Figure 3a shows the amplitude accuracy of the 1x8 matrix at 3.5 GHz with various phase settings between 0 and 360 degrees and amplitude settings between 0 and 40 dB. Figure 3b shows the phase accuracy at 3.5 GHz with the same range of phase and amplitude settings. For the mmWave matrix, Figure 4a shows the amplitude accuracy at 28 GHz with various phase settings between 0 and 360 degrees and amplitude settings between 0 to 40 dB. Figure 4b shows the phase accuracy at 28 GHz with the same range of phase and amplitude settings. For the sub-6 GHz matrix, Figure 5 shows the phase flatness across a 4 GHz frequency span, with the phase set to 50 degrees and the amplitude at 15 dB. For the mmWave design, Figure 6 shows the phase flatness across a 4 GHz frequency span, again with the phase at 50 degrees and the amplitude 15 dB.

APPLICATIONS

Figure 6

Figure 6 Typical phase response from 26 to 30 GHz for the 24 to 40 GHz matrix with 0 dB attenuation and 50 degrees phase.

The utility of the phase and amplitude control matrices is illustrated by considering several applications.

Beamforming algorithms - To test beamforming, M signals with unique phase and amplitude values can be generated and combined without antennas or OTA transmission (see Figure 7). This setup is useful for testing and validating beamforming algorithms. Evaluation of the test system shows the matrix has a 1.6 percent error compared to the theoretical signal combination.

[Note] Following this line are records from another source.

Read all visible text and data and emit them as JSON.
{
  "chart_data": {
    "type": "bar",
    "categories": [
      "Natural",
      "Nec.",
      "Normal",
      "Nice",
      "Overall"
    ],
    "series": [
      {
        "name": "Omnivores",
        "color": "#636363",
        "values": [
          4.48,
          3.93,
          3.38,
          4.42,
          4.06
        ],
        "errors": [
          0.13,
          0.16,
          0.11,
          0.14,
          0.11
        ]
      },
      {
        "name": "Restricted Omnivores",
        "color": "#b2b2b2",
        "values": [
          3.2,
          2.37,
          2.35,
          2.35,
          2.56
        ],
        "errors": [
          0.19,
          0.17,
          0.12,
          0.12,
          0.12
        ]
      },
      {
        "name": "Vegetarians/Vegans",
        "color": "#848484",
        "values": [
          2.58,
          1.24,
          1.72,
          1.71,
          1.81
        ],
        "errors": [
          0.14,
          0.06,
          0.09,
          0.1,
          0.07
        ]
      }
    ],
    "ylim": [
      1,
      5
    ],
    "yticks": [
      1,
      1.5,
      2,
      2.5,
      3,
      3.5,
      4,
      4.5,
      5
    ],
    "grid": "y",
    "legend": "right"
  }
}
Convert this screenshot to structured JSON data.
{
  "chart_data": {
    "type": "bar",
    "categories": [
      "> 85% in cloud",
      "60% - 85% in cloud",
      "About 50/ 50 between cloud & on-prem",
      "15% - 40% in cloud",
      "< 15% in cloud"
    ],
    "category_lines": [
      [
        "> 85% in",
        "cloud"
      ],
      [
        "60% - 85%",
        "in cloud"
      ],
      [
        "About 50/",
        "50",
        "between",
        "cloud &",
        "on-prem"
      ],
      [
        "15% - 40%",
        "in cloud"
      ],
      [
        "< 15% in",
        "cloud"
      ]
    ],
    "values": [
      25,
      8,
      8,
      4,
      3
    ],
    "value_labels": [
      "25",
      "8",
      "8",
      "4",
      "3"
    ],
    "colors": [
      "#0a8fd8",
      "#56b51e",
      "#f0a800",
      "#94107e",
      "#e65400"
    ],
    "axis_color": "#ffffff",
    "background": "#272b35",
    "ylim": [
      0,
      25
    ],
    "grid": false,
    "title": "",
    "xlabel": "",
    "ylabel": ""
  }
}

Phased array OTA - To test the antenna elements of a phased array, including the power amplifiers driving the elements, the phase and amplitude control matrix can be used to create a feed network, providing signals with precise phase and amplitude values to each feed (see Figure 8). The signals will have no more than 2 degrees and 0.2 dB error over the sub-6 GHz and mmWave bands. Using this system, the beam steering and frequency performance of the array can be evaluated. The system can also be used as a reference array for comparison with arrays with integrated front-end modules.

Base station links - Since the phase and amplitude control modules are reciprocal and can transfer signals in both directions, networks of matrices using phase and amplitude modules with multi-way power dividers and combiners can be configured to simulate various MIMO cases between base stations and users. Figure 9 illustrates two scenarios: four base stations and four users (4x4) and two base stations and eight users (2x8). Additional configurations, such as 4x16 and 16x64, are straightforward by combining modules like LEGO®blocks.

Other environments - This system can be used for any test application requiring multiple synchronized signals, each with unique phase and amplitude values. For example, it can emulate multichannel signal fading, routing or a Doppler shift to simulate a moving object, such as a vehicle or aircraft, generate the complicated electro-magnetic signal environments. Because of its wideband response, the matrix is also useful for supplying signals for testing carrier aggregation and adjacent channel interference.

Figure 7

Figure 7 Setup simulating an ideal beamformer, useful for evaluating beamforming algorithms.

 

Figure 8

Figure 8 Setup for antenna array and OTA testing.

Conclusion

Figure 9

Figure 9 The reciprocal matrices can simulate various base station and user scenarios, such as 4x4 and 2x8.

Wideband and accurate phase and amplitude control modules and integrated matrices simplify testing over the sub-6 GHz and mmWave 5G bands. Modules have been developed to cover 1.7 to 6 and 24 to 40 GHz, and the upper frequency can be extended to 43 GHz. With simple calibration, the modules are easily combined with power dividers and combiners to create custom test systems, well-suited for R&D labs and production lines. The inherent accuracy of the design approach ensures the matrices will support future generations of communications standards.